UK-headquartered Air Charter Service (ACS) is expanding its carbon offsetting program to include commercial passenger flights on March 1. The program is available for customer bookings through the firm’s Europe, North America, Africa, and Australia offices. ACS’s office and business travel operations have been carbon neutral since 2007.
“We appreciate that aviation is up there with the automotive industry and power generation as one of the industries that are producing carbon emissions,” said ACS CEO Justin Bowman. “Unfortunately, unlike those industries, ours is some way from having the technology to stop the reliance on burning fuel.” Funding reductions in carbon is a short-term solution, while the industry progresses toward longer-term solutions such as electric flight, he added, noting ACS has been funding electric flight efforts since 2014.
ACS analyzed aircraft fuel burn rates and route distances for 8,000 passenger charter flights over the past two years and decided 0.5 percent of the charter price would be an appropriate offset for each flight. That money will be deposited into an offset fund, which is used to purchase carbon credits.

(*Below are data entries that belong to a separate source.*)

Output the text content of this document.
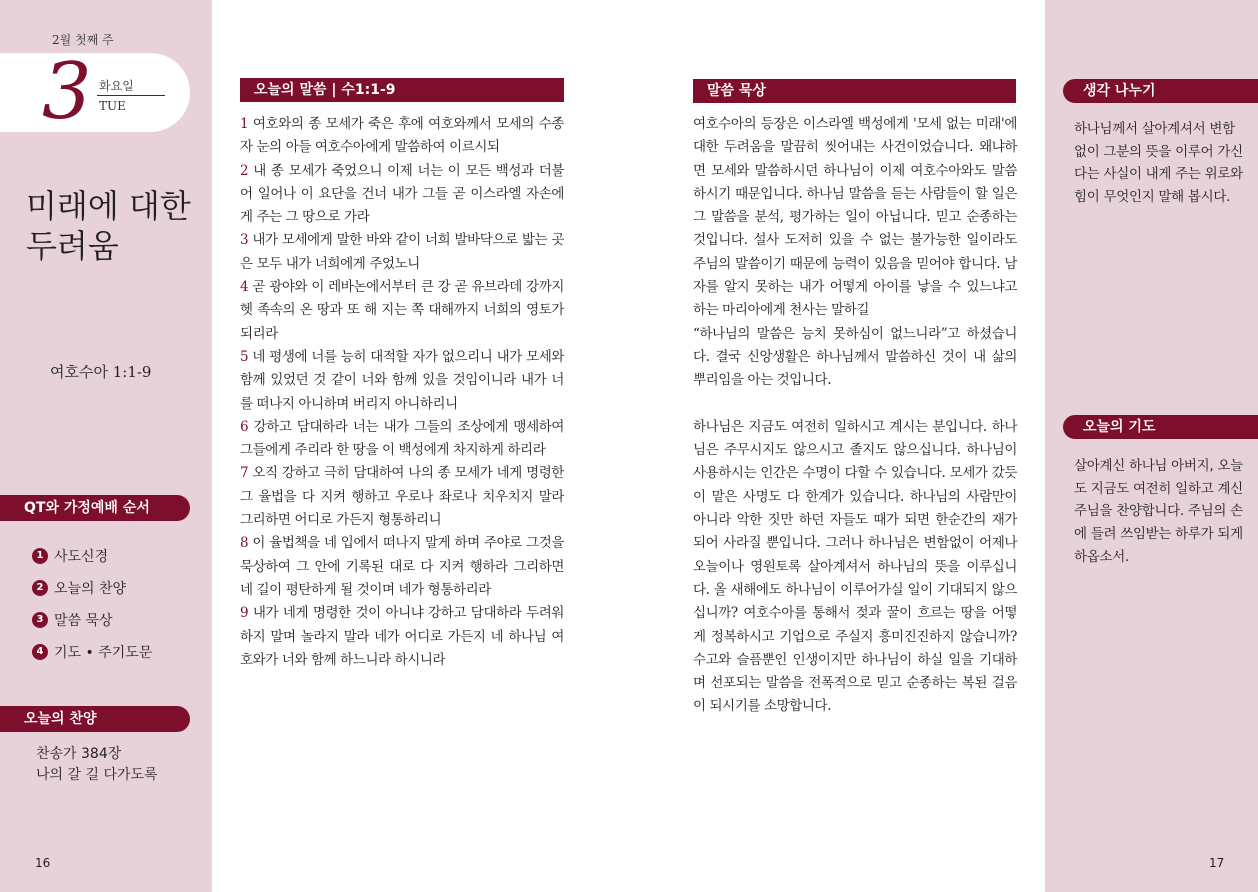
2월 첫째 주
3 화요일
TUE
미래에 대한
두려움
여호수아 1:1-9
QT와 가정예배 순서
1 사도신경
2 오늘의 찬양
3 말씀 묵상
4 기도 • 주기도문
오늘의 찬양
찬송가 384장
나의 갈 길 다가도록
16
오늘의 말씀 | 수1:1-9
1 여호와의 종 모세가 죽은 후에 여호와께서 모세의 수종자 눈의 아들 여호수아에게 말씀하여 이르시되
2 내 종 모세가 죽었으니 이제 너는 이 모든 백성과 더불어 일어나 이 요단을 건너 내가 그들 곧 이스라엘 자손에게 주는 그 땅으로 가라
3 내가 모세에게 말한 바와 같이 너희 발바닥으로 밟는 곳은 모두 내가 너희에게 주었노니
4 곧 광야와 이 레바논에서부터 큰 강 곧 유브라데 강까지 헷 족속의 온 땅과 또 해 지는 쪽 대해까지 너희의 영토가 되리라
5 네 평생에 너를 능히 대적할 자가 없으리니 내가 모세와 함께 있었던 것 같이 너와 함께 있을 것임이니라 내가 너를 떠나지 아니하며 버리지 아니하리니
6 강하고 담대하라 너는 내가 그들의 조상에게 맹세하여 그들에게 주리라 한 땅을 이 백성에게 차지하게 하리라
7 오직 강하고 극히 담대하여 나의 종 모세가 네게 명령한 그 율법을 다 지켜 행하고 우로나 좌로나 치우치지 말라 그리하면 어디로 가든지 형통하리니
8 이 율법책을 네 입에서 떠나지 말게 하며 주야로 그것을 묵상하여 그 안에 기록된 대로 다 지켜 행하라 그리하면 네 길이 평탄하게 될 것이며 네가 형통하리라
9 내가 네게 명령한 것이 아니냐 강하고 담대하라 두려워하지 말며 놀라지 말라 네가 어디로 가든지 네 하나님 여호와가 너와 함께 하느니라 하시니라
말씀 묵상

여호수아의 등장은 이스라엘 백성에게 '모세 없는 미래'에 대한 두려움을 말끔히 씻어내는 사건이었습니다. 왜냐하면 모세와 말씀하시던 하나님이 이제 여호수아와도 말씀하시기 때문입니다. 하나님 말씀을 듣는 사람들이 할 일은 그 말씀을 분석, 평가하는 일이 아닙니다. 믿고 순종하는 것입니다. 설사 도저히 있을 수 없는 불가능한 일이라도 주님의 말씀이기 때문에 능력이 있음을 믿어야 합니다. 남자를 알지 못하는 내가 어떻게 아이를 낳을 수 있느냐고 하는 마리아에게 천사는 말하길
“하나님의 말씀은 능치 못하심이 없느니라”고 하셨습니다. 결국 신앙생활은 하나님께서 말씀하신 것이 내 삶의 뿌리임을 아는 것입니다.

하나님은 지금도 여전히 일하시고 계시는 분입니다. 하나님은 주무시지도 않으시고 졸지도 않으십니다. 하나님이 사용하시는 인간은 수명이 다할 수 있습니다. 모세가 갔듯이 맡은 사명도 다 한계가 있습니다. 하나님의 사람만이 아니라 악한 짓만 하던 자들도 때가 되면 한순간의 재가 되어 사라질 뿐입니다. 그러나 하나님은 변함없이 어제나 오늘이나 영원토록 살아계셔서 하나님의 뜻을 이루십니다. 올 새해에도 하나님이 이루어가실 일이 기대되지 않으십니까? 여호수아를 통해서 젖과 꿀이 흐르는 땅을 어떻게 정복하시고 기업으로 주실지 흥미진진하지 않습니까? 수고와 슬픔뿐인 인생이지만 하나님이 하실 일을 기대하며 선포되는 말씀을 전폭적으로 믿고 순종하는 복된 걸음이 되시기를 소망합니다.

생각 나누기
하나님께서 살아계셔서 변함없이 그분의 뜻을 이루어 가신다는 사실이 내게 주는 위로와 힘이 무엇인지 말해 봅시다.
오늘의 기도
살아계신 하나님 아버지, 오늘도 지금도 여전히 일하고 계신 주님을 찬양합니다. 주님의 손에 들려 쓰임받는 하루가 되게 하옵소서.
17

“Should the monies collected not be sufficient to buy the correct number of carbon credits to fully offset a charter, ACS will make up the shortfall,” Bowman said. “Perhaps our biggest challenge in setting this up was the lack of data and the impossibilities of predicting how much carbon each flight will produce, as there are so many variables, including such aspects as weather, air traffic, and even the amount of luggage.”